Le TGI de Pontoise compte donc 165 agents, 8 greffiers-chefs, 74 greffiers, 5 secrétaires administratifs, 71 adjoints administratifs et 7 agents techniques. A la suite de la commission administrative paritaire de mars et de l'affectation de nouveaux sortants de l'école des greffes, l'effectif sera porté à 174 personnes. J'ajoute que 6 postes supplémentaires de greffiers étaient inscrits à la CAP des 30 mars et 2 avril dernier, et que pour 2010, le TGI bénéficiera de crédits vacataires délégués.

Vous voyez donc que des efforts ont été déployés depuis plusieurs années, qui ont encore été renforcés par les dernières CAP.

Mme Raymonde Le Texier.  - Je vous remercie de ces précisions. Reste que l'augmentation des effectifs entre 2002 et 2009 se justifie largement par la croissance démographique d'un département qui, étant le plus jeune de France, compte par conséquent le plus grand nombre de jeunes prévenus. Le délai de leur prise en charge revêt, vous le savez, une importance toute particulière.

Quant aux congés de maternité que vous évoquez, on peut se demander si leur augmentation n'est pas liée à la féminisation de la profession, peut-être liée elle-même aux conditions de rémunération... Il faut savoir que certains magistrats travaillent plus de 70 heures par semaine pour un salaire de 3 000 euros par mois.

M. le président.  - Permettez-moi de saluer la présence dans nos tribunes d'une classe de lycée venant de Marseille.

Difficultés au Pôle emploi

Mme Françoise Cartron.  - Les graves difficultés de fonctionnement rencontrées par Pôle emploi ont des conséquences néfastes pour les demandeurs d'emploi. Issu de la fusion entre l'ANPE et les Assedic, Pôle emploi devait être plus efficace, plus réactif mais ce n'est toujours pas le cas deux ans après et les collectivités locales et les demandeurs d'emploi n'ont pu obtenir de réponses claires et juridiquement assurées à l'occasion du recrutement d'agents recenseurs. En Gironde, les demandeurs d'emploi recrutés par les mairies n'ont pu obtenir communication du seuil horaire de travail autorisé par l'administration sans perdre le bénéfice de l'allocation chômage. Le plus souvent, les demandeurs d'emploi ne parviennent pas à joindre Pôle emploi : les standards téléphoniques sont saturés et il n'y a pas assez de personnel. Les collectivités territoriales comme le centre de gestion de la fonction publique territoriale ont attendu plusieurs semaines des renseignements précis et aucun référent direct n'a été nommé. Cette confusion dans l'organisation provoque une insécurité juridique inacceptable pour les demandeurs d'emploi : comment connaître les conséquences financières exactes d'une reprise d'emploi ponctuelle quand les règles de calcul varient d'un département à l'autre, voire selon les interlocuteurs ? C'est pourtant le cas pour la compensation versée aux agents recenseurs. Alors que le chômage connaît une forte progression, décourager ainsi les demandeurs d'emploi à reprendre une activité, fût-elle ponctuelle, est inadmissible. Comment allez-vous remédier à ces difficultés de fonctionnement et faciliter les démarches des demandeurs d'emploi et des collectivités ou entreprises désirant embaucher ?
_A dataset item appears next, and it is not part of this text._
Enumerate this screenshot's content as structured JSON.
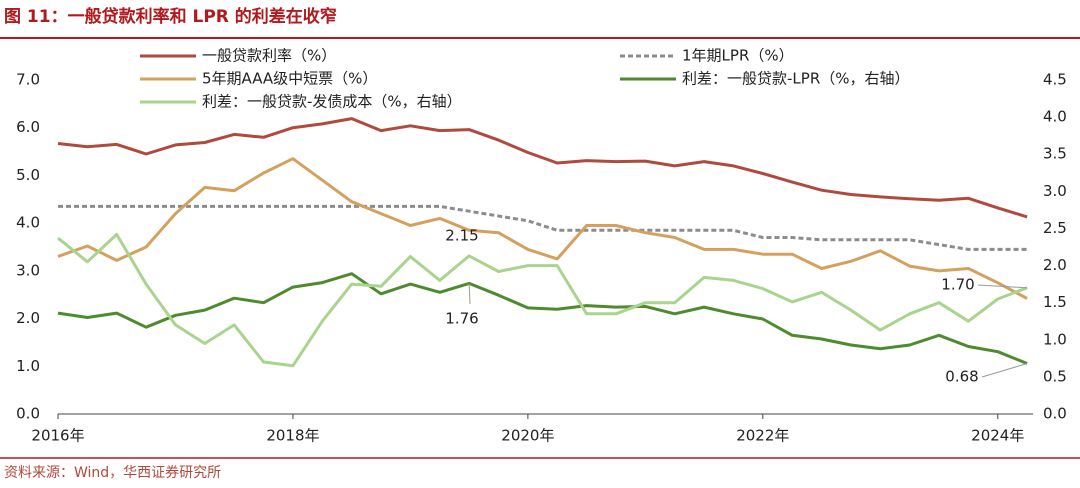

M. Christian Estrosi, ministre chargé de l'industrie.  - Soyons francs, la distinction entre les volets indemnisation et accompagnement, qui prévalait avant la fusion entre l'ANPE et les Assedic, était préjudiciable aux demandeurs d'emploi. C'est vrai, la fusion n'a pas tout réglé en un seul jour mais elle a permis une réelle progression du service rendu. Les objectifs de réduction des délais d'inscription et d'indemnisation ont été atteints en 2009. Pôle emploi développera et approfondira son offre en 2010, en développant sa capacité d'analyse sectorielle, par la mise en place du 39.95 ainsi que grâce au recrutement par simulation pour les métiers en tension. Les dysfonctionnements que vous avez évoqués démontrent la nécessité d'améliorer le service rendu. Quant au cumul entre activité et indemnité, il est possible sous la triple condition que l'activité ne soit pas auprès du précédent employeur, qu'elle reste inférieure à 110 heures et que le salaire brut ne dépasse pas 70 % du salaire de référence. Si l'un de ces deux seuils est dépassé, l'allocation ne peut plus être versée. Le cumul peut se prolonger durant quinze mois, voire au-delà mais sur la base d'un nouveau calcul des droits de l'intéressé.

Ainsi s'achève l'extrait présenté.